Archimandrite Ephraim devoted his entire life to missionary work, which was based on the opening of Greek Orthodox monasteries in the United States and Canada, which soon became spiritual centers. The first monastery was founded in 1989 (the convent of the Nativity of the Virgin Mary in Pittsburgh, Pennsylvania). In 1995, Archimandrite Ephraim founded the Saint Anthony's Greek Orthodox Monastery in the Sonoran Desert of Arizona in honor of Anthony the Great, where he settled. Totally 19 monasteries were established in the United States and Canada as a result of his work.

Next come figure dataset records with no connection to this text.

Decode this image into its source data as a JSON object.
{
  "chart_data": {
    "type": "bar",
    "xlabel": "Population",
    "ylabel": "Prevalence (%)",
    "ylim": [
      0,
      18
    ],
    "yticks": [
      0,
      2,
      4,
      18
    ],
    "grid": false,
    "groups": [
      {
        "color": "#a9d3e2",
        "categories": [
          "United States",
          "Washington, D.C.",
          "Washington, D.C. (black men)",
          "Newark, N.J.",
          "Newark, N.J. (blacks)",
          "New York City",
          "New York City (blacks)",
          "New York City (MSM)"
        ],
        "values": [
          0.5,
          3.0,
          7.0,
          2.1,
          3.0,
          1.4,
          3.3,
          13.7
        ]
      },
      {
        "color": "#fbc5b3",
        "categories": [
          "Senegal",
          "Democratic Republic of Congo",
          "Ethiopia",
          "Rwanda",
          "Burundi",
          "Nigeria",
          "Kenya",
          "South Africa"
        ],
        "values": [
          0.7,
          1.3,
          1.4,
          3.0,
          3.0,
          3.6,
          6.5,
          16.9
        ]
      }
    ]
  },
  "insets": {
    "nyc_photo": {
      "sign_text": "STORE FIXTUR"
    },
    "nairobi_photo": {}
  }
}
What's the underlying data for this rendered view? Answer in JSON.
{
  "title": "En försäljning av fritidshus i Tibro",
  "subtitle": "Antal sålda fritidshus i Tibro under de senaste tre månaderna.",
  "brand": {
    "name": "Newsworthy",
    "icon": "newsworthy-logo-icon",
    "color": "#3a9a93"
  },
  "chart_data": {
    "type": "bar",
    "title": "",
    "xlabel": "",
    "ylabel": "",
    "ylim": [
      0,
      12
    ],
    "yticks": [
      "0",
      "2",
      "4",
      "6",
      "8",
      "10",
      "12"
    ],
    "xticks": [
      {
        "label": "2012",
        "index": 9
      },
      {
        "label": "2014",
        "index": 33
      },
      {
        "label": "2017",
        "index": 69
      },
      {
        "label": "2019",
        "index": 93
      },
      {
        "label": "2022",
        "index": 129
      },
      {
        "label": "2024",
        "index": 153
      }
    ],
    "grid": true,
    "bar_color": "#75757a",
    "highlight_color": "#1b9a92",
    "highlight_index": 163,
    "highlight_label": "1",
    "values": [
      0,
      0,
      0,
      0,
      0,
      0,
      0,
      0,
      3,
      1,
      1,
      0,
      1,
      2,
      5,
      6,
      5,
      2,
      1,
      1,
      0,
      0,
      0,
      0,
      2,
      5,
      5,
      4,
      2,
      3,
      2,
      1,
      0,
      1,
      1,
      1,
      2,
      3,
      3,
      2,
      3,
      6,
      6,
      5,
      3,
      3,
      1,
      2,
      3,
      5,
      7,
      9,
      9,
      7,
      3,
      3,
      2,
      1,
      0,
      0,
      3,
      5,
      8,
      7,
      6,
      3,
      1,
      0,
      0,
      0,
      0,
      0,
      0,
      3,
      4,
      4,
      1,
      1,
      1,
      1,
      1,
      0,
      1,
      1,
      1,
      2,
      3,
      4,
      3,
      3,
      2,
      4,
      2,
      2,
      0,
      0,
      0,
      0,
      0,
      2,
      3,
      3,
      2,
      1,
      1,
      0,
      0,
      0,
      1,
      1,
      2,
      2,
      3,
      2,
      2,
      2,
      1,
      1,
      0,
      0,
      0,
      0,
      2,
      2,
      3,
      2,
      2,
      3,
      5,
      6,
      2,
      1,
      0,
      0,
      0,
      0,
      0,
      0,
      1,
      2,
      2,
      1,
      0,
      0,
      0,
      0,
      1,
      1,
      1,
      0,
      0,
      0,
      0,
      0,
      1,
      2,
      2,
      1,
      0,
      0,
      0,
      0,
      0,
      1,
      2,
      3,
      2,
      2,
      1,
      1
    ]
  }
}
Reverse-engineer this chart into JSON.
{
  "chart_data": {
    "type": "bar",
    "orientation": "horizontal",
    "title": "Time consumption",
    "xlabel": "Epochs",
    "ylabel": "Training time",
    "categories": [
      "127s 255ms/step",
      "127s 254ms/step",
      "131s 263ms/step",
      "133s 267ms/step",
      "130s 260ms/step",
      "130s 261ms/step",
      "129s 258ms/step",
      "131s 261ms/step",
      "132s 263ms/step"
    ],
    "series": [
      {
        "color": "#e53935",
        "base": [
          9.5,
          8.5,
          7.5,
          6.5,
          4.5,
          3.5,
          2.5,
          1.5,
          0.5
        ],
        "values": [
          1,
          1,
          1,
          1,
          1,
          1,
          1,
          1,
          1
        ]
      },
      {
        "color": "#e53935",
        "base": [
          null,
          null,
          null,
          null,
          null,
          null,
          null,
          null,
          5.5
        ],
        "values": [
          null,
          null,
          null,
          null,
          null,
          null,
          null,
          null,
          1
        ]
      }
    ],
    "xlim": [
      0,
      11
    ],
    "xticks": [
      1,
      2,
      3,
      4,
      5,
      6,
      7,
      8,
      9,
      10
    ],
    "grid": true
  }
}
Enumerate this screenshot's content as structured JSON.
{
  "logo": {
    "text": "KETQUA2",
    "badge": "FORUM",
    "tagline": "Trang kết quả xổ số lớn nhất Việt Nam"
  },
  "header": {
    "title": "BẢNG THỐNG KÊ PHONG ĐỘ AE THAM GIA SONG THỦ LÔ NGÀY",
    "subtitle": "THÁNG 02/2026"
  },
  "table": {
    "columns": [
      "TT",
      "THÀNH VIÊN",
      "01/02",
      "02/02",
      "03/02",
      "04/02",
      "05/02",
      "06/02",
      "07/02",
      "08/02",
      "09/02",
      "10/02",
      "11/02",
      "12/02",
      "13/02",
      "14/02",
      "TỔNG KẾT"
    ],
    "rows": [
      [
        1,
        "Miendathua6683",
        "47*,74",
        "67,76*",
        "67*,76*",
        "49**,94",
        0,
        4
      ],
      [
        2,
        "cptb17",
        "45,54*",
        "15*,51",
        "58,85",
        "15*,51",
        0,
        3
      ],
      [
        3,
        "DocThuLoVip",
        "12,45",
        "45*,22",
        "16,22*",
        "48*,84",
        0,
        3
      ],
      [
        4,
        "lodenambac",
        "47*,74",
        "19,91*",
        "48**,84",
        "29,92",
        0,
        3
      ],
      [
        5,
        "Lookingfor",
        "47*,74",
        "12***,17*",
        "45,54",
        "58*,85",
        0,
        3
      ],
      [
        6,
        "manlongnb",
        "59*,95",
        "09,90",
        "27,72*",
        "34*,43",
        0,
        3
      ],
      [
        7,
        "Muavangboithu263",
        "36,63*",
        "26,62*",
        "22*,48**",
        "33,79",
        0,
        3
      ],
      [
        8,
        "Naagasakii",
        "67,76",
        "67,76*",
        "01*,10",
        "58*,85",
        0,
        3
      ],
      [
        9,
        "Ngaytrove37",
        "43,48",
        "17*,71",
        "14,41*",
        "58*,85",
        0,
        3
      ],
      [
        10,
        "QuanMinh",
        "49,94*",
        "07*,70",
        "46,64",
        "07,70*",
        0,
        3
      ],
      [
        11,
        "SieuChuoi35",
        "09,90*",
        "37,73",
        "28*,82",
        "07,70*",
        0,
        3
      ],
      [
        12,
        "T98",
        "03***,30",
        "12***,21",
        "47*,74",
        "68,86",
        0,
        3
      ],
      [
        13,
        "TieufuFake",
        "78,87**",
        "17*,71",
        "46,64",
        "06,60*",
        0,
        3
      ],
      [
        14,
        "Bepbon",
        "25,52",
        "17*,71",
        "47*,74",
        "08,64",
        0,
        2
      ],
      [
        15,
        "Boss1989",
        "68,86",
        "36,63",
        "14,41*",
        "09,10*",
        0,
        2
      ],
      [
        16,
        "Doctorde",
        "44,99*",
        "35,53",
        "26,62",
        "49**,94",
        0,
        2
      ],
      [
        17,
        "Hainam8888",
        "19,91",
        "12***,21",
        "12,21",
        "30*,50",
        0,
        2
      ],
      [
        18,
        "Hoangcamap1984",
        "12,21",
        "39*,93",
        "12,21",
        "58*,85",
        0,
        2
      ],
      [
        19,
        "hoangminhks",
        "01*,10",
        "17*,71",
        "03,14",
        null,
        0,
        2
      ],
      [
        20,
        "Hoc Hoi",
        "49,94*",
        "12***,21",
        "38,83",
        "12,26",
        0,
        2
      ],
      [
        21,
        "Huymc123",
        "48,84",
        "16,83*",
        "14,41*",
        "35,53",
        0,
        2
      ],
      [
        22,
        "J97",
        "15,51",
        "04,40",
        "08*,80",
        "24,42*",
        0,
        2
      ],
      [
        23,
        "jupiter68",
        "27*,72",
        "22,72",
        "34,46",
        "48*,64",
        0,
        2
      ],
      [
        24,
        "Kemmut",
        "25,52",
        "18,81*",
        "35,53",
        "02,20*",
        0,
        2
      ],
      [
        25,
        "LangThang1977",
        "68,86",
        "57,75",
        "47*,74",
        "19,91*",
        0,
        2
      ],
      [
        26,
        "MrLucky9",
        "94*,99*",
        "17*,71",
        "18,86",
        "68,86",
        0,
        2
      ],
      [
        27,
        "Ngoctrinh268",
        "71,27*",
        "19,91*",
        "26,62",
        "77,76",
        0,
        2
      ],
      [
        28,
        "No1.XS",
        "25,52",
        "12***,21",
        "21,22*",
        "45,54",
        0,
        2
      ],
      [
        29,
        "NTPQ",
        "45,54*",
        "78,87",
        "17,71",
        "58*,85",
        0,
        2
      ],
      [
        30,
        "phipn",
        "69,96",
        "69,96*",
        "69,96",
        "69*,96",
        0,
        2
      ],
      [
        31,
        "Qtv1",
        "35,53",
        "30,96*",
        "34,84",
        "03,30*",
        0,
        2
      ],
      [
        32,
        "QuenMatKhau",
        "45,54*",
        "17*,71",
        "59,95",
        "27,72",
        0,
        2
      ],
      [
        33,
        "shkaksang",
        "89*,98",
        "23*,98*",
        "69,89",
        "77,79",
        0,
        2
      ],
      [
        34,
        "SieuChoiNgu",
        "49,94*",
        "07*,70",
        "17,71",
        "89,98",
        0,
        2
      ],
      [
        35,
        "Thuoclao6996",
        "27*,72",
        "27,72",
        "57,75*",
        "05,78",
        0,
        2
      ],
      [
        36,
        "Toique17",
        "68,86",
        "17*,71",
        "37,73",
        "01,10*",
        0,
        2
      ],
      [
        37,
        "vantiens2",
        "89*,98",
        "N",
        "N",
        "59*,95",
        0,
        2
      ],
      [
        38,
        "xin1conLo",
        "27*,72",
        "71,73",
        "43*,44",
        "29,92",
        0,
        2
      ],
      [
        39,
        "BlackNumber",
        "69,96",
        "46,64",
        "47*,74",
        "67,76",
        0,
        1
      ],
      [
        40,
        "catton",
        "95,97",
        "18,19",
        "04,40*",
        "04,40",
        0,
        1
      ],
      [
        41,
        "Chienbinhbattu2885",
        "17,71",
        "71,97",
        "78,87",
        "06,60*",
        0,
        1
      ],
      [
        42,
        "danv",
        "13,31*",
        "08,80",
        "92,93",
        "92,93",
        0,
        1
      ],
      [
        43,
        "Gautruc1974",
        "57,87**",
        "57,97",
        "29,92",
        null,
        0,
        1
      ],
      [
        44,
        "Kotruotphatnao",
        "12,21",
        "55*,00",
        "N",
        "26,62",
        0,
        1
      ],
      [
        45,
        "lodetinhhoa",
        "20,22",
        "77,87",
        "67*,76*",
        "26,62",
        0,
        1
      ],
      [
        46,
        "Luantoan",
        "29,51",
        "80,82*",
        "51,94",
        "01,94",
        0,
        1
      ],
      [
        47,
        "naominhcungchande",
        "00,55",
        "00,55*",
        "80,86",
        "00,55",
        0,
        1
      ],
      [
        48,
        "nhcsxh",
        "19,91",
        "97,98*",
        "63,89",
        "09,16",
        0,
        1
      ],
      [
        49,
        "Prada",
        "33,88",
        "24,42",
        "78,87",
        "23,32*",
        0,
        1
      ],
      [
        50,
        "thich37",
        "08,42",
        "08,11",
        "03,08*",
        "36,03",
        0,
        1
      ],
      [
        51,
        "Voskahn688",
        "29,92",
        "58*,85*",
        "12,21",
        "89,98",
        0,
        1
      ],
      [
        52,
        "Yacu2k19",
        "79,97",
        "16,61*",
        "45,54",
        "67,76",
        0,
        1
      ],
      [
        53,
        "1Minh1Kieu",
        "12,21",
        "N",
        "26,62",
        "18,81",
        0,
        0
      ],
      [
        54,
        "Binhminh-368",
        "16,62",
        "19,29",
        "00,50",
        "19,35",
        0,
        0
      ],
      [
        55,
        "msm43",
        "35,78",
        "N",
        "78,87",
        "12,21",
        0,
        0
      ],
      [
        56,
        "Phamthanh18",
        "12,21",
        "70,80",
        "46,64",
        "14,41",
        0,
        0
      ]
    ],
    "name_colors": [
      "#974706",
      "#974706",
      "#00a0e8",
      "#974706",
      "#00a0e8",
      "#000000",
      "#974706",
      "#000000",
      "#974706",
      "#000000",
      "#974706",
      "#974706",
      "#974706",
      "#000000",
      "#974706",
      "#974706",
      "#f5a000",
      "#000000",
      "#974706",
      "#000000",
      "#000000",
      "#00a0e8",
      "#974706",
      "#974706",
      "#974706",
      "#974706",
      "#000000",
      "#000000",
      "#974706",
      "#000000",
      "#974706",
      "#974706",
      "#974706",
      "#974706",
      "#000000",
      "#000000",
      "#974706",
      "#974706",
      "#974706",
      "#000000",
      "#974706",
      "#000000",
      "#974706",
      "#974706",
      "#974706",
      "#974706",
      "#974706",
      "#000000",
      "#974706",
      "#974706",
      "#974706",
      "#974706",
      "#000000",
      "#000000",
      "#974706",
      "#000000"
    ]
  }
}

The Greek Orthodox monasteries in North America founded by Ephraim of Arizona are:

Nunneries (for women)
| Date | Monastery | Location | Ref. |
|---|---|---|---|
| 1989 | Nativity of the Theotokos Greek Orthodox Monastery | Saxonburg, Pennsylvania, US |  |
| 1993 | St. Kosmas Aitolos Greek Orthodox Monastery | Bolton, Ontario, Canada |  |
| 1993 | Panagia Parigoritissa Greek Orthodox Monastery | Brownsburg-Chatham, Quebec, Canada |  |
| 1993 | St. John Chrysostomos Greek Orthodox Monastery | Pleasant Prairie, Wisconsin, US |  |
| 1993 | Holy Protection of the Theotokos Greek Orthodox Monastery | White Haven, Pennsylvania, US |  |
| 1993 | Life-giving Spring of the Theotokos Greek Orthodox Monastery | Dunlap, California, US |  |
| 1995 | St. John the Honorable Forerunner Greek Orthodox Monastery | Goldendale, Washington, US |  |
| 1998 | Annunciation of the Theotokos Greek Orthodox Monastery | Reddick, Florida, US |  |
| 1998 | Panagia Prousiotissa Greek Orthodox Monastery | Troy, North Carolina, US |  |
| 2004 | St. Paraskevi Greek Orthodox Monastery | Washington, Texas, US |  |

Monasteries (for men)
| Date | Monastery | Location | Ref. |
|---|---|---|---|
| 1995 | St. Anthony Greek Orthodox Monastery | Florence, Arizona, US |  |
| 1996 | Holy Archangels Greek Orthodox Monastery | Kendalia, Texas, US |  |
| 1998 | Panagia Vlahernon Greek Orthodox Monastery | Williston, Florida, US |  |
| 1998 | Holy Trinity Greek Orthodox Monastery | Smiths Creek, Michigan, US |  |
| 1998 | Panagia Pammakaristos Greek Orthodox Monastery | Lawsonville, North Carolina, US |  |
| 1998 | Holy Transfiguration Greek Orthodox Monastery | Harvard, Illinois, US |  |
| 1998 | St. Nektarios Greek Orthodox Monastery | Roscoe, New York, US |  |

==Death==
Archimandrite Ephraim died at St. Anthony Monastery, Arizona, on December 7, 2019, at the age of 91.